В сороковом она осталась в Париже, прятала евреев, распространяла сводки, вообще показала себя в Сопротивлении решительной и бесстрашной. Несколько раз она просто ходила под смертью, но благодаря фантастической ловкости и гибкости ускользала из любых тисков. В сорок четвёртом в Париж первым ворвался её американец во главе колонны маки́. Город был, в сущности, уже оставлен, американец ничем особенно не рисковал; торжественно войти в город должен был Эйзенхауэр, но, когда он туда вошёл, все парижские репортеры уже снимали американского коллегу в баре отеля «Ритц». Он сидел там с Ниной, пил абсент и плакал от счастья. Они провели там лучшую свою ночь, после чего она сказала ему, что — всё, всё. Сам он потом рассказывал, что признался ей в эту ночь в любви к молодой американской коллеге, а она — что он всю жизнь любил юношей и только притворялся мужчиной; как бы то ни было, утром они расстались, а его, стараниями Эйзенхауэра, больше близко не подпускали к боевым действиям. Она осталась в Париже и наотрез отказалась встречаться с советскими журналистами, когда могучий их десант во главе с Симоновым заманивал эмигрантов в советское гражданство.

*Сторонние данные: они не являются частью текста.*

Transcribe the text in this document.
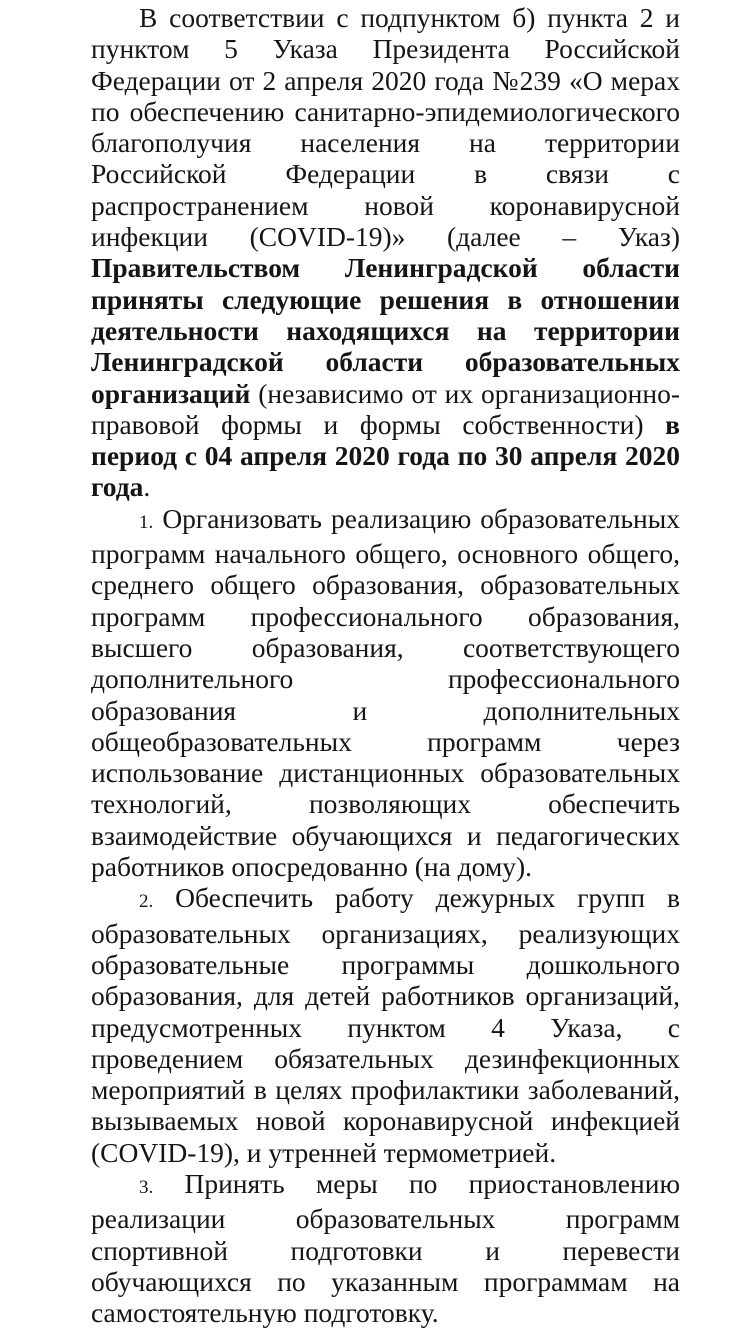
В соответствии с подпунктом б) пункта 2 и пунктом 5 Указа Президента Российской Федерации от 2 апреля 2020 года №239 «О мерах по обеспечению санитарно-эпидемиологического благополучия населения на территории Российской Федерации в связи с распространением новой коронавирусной инфекции (COVID-19)» (далее – Указ) Правительством Ленинградской области приняты следующие решения в отношении деятельности находящихся на территории Ленинградской области образовательных организаций (независимо от их организационно-правовой формы и формы собственности) в период с 04 апреля 2020 года по 30 апреля 2020 года.

1. Организовать реализацию образовательных программ начального общего, основного общего, среднего общего образования, образовательных программ профессионального образования, высшего образования, соответствующего дополнительного профессионального образования и дополнительных общеобразовательных программ через использование дистанционных образовательных технологий, позволяющих обеспечить взаимодействие обучающихся и педагогических работников опосредованно (на дому).

2. Обеспечить работу дежурных групп в образовательных организациях, реализующих образовательные программы дошкольного образования, для детей работников организаций, предусмотренных пунктом 4 Указа, с проведением обязательных дезинфекционных мероприятий в целях профилактики заболеваний, вызываемых новой коронавирусной инфекцией (COVID-19), и утренней термометрией.

3. Принять меры по приостановлению реализации образовательных программ спортивной подготовки и перевести обучающихся по указанным программам на самостоятельную подготовку.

Журналистские навыки ей пригодились, и она стала писать в американские газеты о парижских событиях; это давало неплохой заработок, да и влиятельные друзья по Сопротивлению не оставляли её заботой. У неё открылся вдобавок живописный дар, и несколько её абстрактных композиций стали украшением парижских коллекций. Она немного лепила, Дина Верни называла её русским чудом; в пятьдесят шестом прошла её выставка. Там, уже хорошо за пятьдесят, она познакомилась с Делинем, миллионером, ценителем всего русского и яростным врагом советского; в конце пятидесятых она совсем было собралась посетить Москву и Петербург — но Делиню и женщине, носящей его фамилию, наотрез был запрещён въезд в красную империю. Что поделать, сказала Нина, когда корреспондент «Юманите» вызвался помочь ей пробиться за железный занавес, муж мне дороже Родины; между общественным и личным я всегда выбирала последнее. Делинь умер в шестьдесят третьем, оставив ей седьмое во Франции состояние, и в последние два года она увлеклась горными лыжами. Лыжи не ездят одни, заметил бессмертный Жоржик, — и в самом деле, главным её увлечением был тридцатилетний атлетичный инструктор, которого она не прятала от сельских хроникёров, но поселять в своём биянкурском дворце избегала. Любовь слишком дорого мне стоила, замечала она в разговорах с подругами, такими же загорелыми белозубыми вдовами.
Встречу она назначила в кафе Enchevêtrement de serpents — очень маленьком, очень изысканном, известном очень немногим. Там была самая авангардная кухня, заключались миллионные сделки и появлялись тайные законодательницы мод, те очень молодые и очень роковые женщины, чьи безумные наряды копировал весь Париж месяц спустя.